De notre correspondant à Madrid,
Se faire avorter en Espagne relève en général du parcours du combattant Depuis mardi, et jusqu’à ce week-end, ce sera mission quasi impossible pour des milliers de femmes, puisque la grande majorité des cliniques privées (90 % des interruptions de grossesse) font grève dans tout le pays. Une façon de protester contre la « chasse aux sorcières » dont elles se disent victimes. Depuis un bon mois, en particulier dans la région de Madrid, les autorités sanitaires les soumettraient à de nombreuses inspections censées vérifier si des « avortements abusifs » ne se pratiquent pas en cachette.
Piège. « Le but n’est pas de mettre des femmes dans une situation limite. Nous voulons juste protester contre le fait d’être satanisés par certains », se défend Santiago Barampio, gynécologue dont la clinique barcelonaise appartient à l’Association des cliniques accréditées pour l’interruption de grossesse (Acai), majoritaire dans le secteur. En l’occurrence, par les exécutifs régionaux (Madrid et Valence) et des collectifs catholiques antiavortement. L’origine du malaise remonte à fin novembre, quand un juge a mis en examen six médecins, dont Carlos Morin. Ses quatre cliniques de Barcelone sont soupçonnées de pratiquer des avortements illégaux. Morin n’est pas un inconnu : en 1989, une de ses cliniques d’Alicante avait provoqué de semblables suspicions ; l’an dernier, une journaliste danoise - enceinte de vingt-six semaines et disant vouloir
avorter - a piégé le gynécologue, par caméra cachée.
A l’image, le médecin affirmait que le rapport psychiatrique n’était qu’une « simple formalité ». Certes, la loi espagnole ne fixe aucun délai pour l’avortement - sauf en cas de viol (douze semaines) ou de malformation du fœtus (vingt-deux semaines), motifs très rarement invoqués. La loi exige en revanche la preuve formelle qu’il y a « grave risque pour la santé physique ou psychique de la femme enceinte ». Or la justice suspecte Carlos Morin et ses associés de « falsifier » ces rapports. L’Acai, dont Morin n’est pas membre, a pris soin de marquer ses distances avec le suspect.

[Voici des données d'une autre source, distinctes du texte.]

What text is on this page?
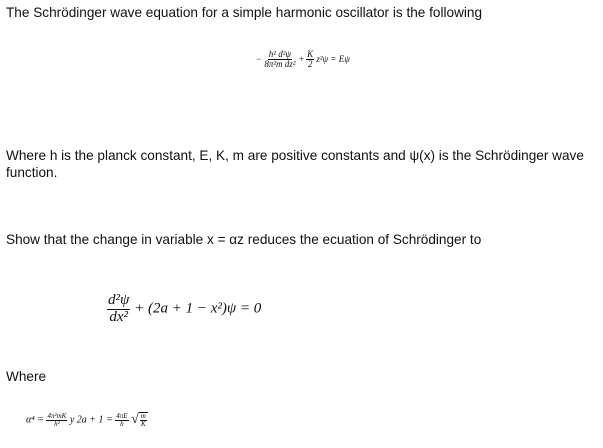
The Schrödinger wave equation for a simple harmonic oscillator is the following
− $\frac{\text{h² d²ψ}}{\text{8π²m dz²}} + \frac{K}{2} z^2\psi = E\psi$
Where h is the planck constant, E, K, m are positive constants and ψ(x) is the Schrödinger wave function.
Show that the change in variable x = αz reduces the ecuation of Schrödinger to
$\frac{\text{d²ψ}}{\text{dx²}} + (2a + 1 - x^2)\psi = 0$
Where
$\alpha^4 = \frac{\text{4π²mK}}{\text{h²}}$ y $2a + 1 = \frac{4\pi E}{h}$
√ $\frac{m}{K}$
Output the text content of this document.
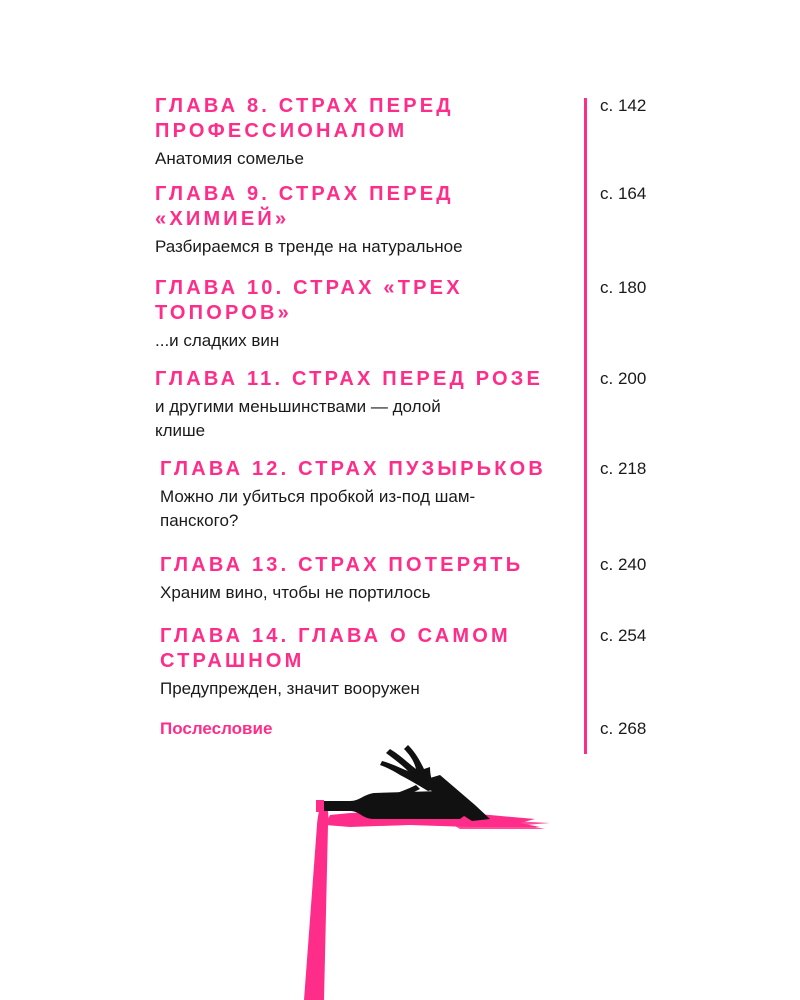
ГЛАВА 8. СТРАХ ПЕРЕД
ПРОФЕССИОНАЛОМ
Анатомия сомелье
с. 142
ГЛАВА 9. СТРАХ ПЕРЕД
«ХИМИЕЙ»
Разбираемся в тренде на натуральное
с. 164
ГЛАВА 10. СТРАХ «ТРЕХ
ТОПОРОВ»
...и сладких вин
с. 180
ГЛАВА 11. СТРАХ ПЕРЕД РОЗЕ
и другими меньшинствами — долой
клише
с. 200
ГЛАВА 12. СТРАХ ПУЗЫРЬКОВ
Можно ли убиться пробкой из-под шам-
панского?
с. 218
ГЛАВА 13. СТРАХ ПОТЕРЯТЬ
Храним вино, чтобы не портилось
с. 240
ГЛАВА 14. ГЛАВА О САМОМ
СТРАШНОМ
Предупрежден, значит вооружен
с. 254
Послесловие	с. 268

Cette affaire a ravivé le profond différend entre les défenseurs de l’avortement et ses opposants. Pour les groupes antivortement, liés à l’Eglise pour la plupart, le scandale offre un bon prétexte pour relancer leur croisade. D’autant que les interruptions de grossesse, enragent-ils, sont en plein essor en Espagne : 101 500 opérations l’an, soit le double en une décennie. Quatre candidates sur dix sont mineures. D’où leurs attaques contre les « cliniques privées assassines », dont ils souhaitent la fermeture.
Elections. Dans le camp des pro-IVG, on réclame à cor et à cri une loi plus proche de la législation française, « qui ne criminalise pas une décision souveraine de l’interessée » : jusqu’à douze semaines de gestation, la femme enceinte ne devrait pas avoir à justifier son initiative. Selon l’Acai, la mesure permettrait de couvrir 90 % des avortements qui se pratiquent dans les cliniques privées. Défendue depuis longtemps par la gauche, cette réforme vient cependant d’être écartée du programme électoral des socialistes pour les législatives de mars. En guerre avec l’Eglise sur plusieurs fronts (mariage homo, instruction civique, divorce express…), José Luis Zapatero préfère reporter sine die un nouveau conflit avec l’épiscopat.